Composition of the diet or type of diet that is fed has received attention as a possible cause of GDV, but there are little actual data to support this theory. Dry dog foods were initially implicated because of the belief that they absorb water and expand while in the stomach, causing an abnormal amount of gastric distention. Another theory proposed that cereal-based, dry diets delay gastric emptying when consumed and contribute to the accumulation of gas in the stomach. The presence of soybean products in pet foods has also been proposed as a causative factor. It has been theorized that soy provides a fermentative substrate for Clostridium spp. bacteria within the stomach, which produces the gas responsible for GDV. However, a study with large breeds of dogs compared the effects of feeding a dry cereal-based diet, canned meat or canned, cereal-based diet on gastric motility and the rate of gastric emptying. Results showed no significant effect of diet on gastric function in any of the dogs that were studied. ⁶⁶ Another clinical study involving 240 dogs that had been treated for GDV did not find any correlation between the type of food that was fed and the occurrence of GDV. ⁶⁷ Lastly, although there is some disagreement, the fermentation theory has been largely refuted by the observation that the gas found in the stomachs of dogs with GDV is made up primarily of atmospheric gas, indicating that swallowed air is usually the source of the gas, not fermented stomach contents. ^{68. and 69.} Production of fermentative gas in the stomach of dogs with GDV can occur after death and may lead to the erroneous conclusion that this gas was the initial cause of the disorder. For example, studies of postmortem tissue decomposition have been unable to demonstrate that the presence of Clostridium bacteria in the stomach is primary to the disease, rather than secondary. Currently, the studies that are available support the conclusion that GDV is not a dietary disorder per se, and that its development is not related to any component in pet foods nor to the type of food that is fed.

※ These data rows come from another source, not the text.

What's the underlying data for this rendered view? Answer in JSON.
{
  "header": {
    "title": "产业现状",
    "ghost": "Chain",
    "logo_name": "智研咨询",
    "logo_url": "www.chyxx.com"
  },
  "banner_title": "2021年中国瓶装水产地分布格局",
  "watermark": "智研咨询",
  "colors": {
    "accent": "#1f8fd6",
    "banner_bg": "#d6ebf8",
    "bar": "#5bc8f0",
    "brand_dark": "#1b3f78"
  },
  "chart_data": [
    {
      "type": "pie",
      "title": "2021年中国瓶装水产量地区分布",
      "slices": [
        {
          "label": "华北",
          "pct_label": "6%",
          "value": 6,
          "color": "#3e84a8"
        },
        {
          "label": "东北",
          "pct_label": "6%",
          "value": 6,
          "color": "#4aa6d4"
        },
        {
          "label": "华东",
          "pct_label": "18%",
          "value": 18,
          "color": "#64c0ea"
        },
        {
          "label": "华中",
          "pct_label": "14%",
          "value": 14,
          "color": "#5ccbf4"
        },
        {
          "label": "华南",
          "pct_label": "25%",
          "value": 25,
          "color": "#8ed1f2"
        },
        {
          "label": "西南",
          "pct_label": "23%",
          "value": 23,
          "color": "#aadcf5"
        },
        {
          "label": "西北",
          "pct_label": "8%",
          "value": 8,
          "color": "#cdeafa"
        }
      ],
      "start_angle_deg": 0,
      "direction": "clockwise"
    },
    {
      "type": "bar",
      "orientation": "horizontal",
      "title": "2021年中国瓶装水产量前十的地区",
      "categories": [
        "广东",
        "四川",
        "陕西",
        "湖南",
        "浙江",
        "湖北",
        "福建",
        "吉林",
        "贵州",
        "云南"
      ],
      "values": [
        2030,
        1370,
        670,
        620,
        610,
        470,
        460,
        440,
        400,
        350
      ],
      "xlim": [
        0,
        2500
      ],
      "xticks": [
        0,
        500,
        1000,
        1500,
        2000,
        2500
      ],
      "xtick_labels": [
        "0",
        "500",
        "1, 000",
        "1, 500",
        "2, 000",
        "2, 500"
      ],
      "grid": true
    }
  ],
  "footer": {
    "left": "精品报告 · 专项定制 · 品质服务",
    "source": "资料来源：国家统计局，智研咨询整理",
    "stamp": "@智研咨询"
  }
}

Although the type of diet and components within the diet are not causal factors in GDV, several feeding management practices can be used to help prevent GDV in dogs that are susceptible or have a history of GDV. In other words, although what the dog eats does not appear to affect the occurrence of GDV, how the dog is fed and the feeding environment can be managed to minimize the chances of GDV. Portion-controlled meal feeding should be used. Several small meals should be fed per day, as opposed to one large meal, to prevent overfilling of the stomach. ⁶⁵ Similarly, although fresh water should be available at all times, dogs should not be allowed to drink a large volume of water before or after eating, or after exercise. Because dogs often increase their rate of eating or the amount that they eat when in the presence of other dogs, all susceptible dogs should be fed separately, and any stress that may be associated with the feeding environment should be minimized. If possible, feeding times should be scheduled so that the dog is supervised and can be observed for 1 to 2 hours after meals. Lastly, although exercise as a predisposing factor has not been confirmed, it is prudent to withhold exercise for 1 hour before and at least 3 hours after feeding. All dogs that have a susceptible body type or a history of GDV should be carefully monitored for signs of GDV. If signs are seen, veterinary care should be sought immediately (Box 35-1).